The influence of water activity, diastase and the glucose content/fructose content ratio on the imaginary part of impedance increases when the frequency increases. The data presented in Figs. 6 and 7 show that the results obtained using different methods are comparable.

According to the results shown in Figs. 5, 6 and 7, the imaginary part of impedance measured for low frequency can be potentially used for honey freshness assessment as well as for detection of changes caused by microorganisms growth. When impedance is measured for frequency values of several hundred kHz, the imaginary part can be additionally used for overheating detection.

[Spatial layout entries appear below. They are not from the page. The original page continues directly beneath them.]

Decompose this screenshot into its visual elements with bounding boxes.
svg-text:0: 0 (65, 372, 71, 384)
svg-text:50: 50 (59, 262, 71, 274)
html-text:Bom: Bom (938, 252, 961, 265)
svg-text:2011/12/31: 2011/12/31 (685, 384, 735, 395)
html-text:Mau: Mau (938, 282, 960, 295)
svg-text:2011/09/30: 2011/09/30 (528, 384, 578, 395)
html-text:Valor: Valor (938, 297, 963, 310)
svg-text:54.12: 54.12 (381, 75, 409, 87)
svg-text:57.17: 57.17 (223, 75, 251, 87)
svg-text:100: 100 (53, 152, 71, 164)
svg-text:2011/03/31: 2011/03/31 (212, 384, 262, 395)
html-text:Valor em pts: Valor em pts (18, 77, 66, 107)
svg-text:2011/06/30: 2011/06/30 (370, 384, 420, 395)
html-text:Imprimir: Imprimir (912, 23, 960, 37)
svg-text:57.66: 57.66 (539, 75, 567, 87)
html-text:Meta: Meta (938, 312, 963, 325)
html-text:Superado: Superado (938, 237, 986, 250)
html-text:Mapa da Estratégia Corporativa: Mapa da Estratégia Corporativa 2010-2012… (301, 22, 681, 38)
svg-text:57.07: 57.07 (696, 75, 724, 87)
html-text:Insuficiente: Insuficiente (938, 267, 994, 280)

The results presented in this work show that the percentage influence of input variables on honey impedance calculated by the use of three different methods is comparable. According to the reports published by other authors, the results’ similarity is not the rule. Even if the results obtained using the selected methods are comparable, the percentage influence of input variables on output variables is different for each method [25, 26, 52]. The phenomenon described above can be observed also in the results presented in this work. In the prior literature, one can find many reports where the results of variable contribution calculated using different methods are of the significant differentiation. Shojaeefard et al. [47] have published the report where there was a similarity between results obtained using the PaD method and the profile method, as well as the classical stepwise method, but the results obtained using the connection weights method were significantly different. Gevrey et al. [49] employed several methods of testing the variables contribution to study a brown trout reproduction phenomenon. The results obtained by authors show that more than one method should be used to analyze the contribution of the inputs, and results should be compared because for each method they are not always the same.

Conclusions

In this research, the ANNs have been used for determination of independent variables contribution. The neural models quality has been assessed on the basis of the correlation between output values expected and calculated by the model. It can be generally considered as high (correlation coefficient has generally exceeded 0.9). The high correlation coefficient values have been obtained for both training and testing data sets. The three different methods of the determination of independent variables contribution in a neural network model have been employed. The results show that HMF content and pH are of the highest influence on the real part of impedance that is constant with the frequency changes. It can suggest the ability of the use of real part of impedance for honey freshness assessment or for microorganisms growth detection. For the frequency of 260 Hz, it has been shown that HMF content and pH affect the imaginary part of impedance the most. However, for higher frequencies, the increase in the influence of water activity, diastase and glucose content/fructose content ratio has been observed. Therefore, the imaginary part of impedance measured for higher frequencies can be useful parameter for honey overheating detection. The temperature has the low influence on impedance; therefore, it is not obligatory to take this parameter into account during measurement process. The results calculated by the use of three methods of extracting the contribution of input variables described in this work have been generally comparable. However, there were some differentiations in the percentage influence of each input parameter on electrical honey features obtained from each method which is similar to the results reported by other researchers.

It can be concluded that complex impedance can be potentially used for honey quality deterioration detection. The investigation related to other electrical parameters seems to be relevant. The results should be also confirmed by tests with the use of honey which quality has been deteriorated by various methods.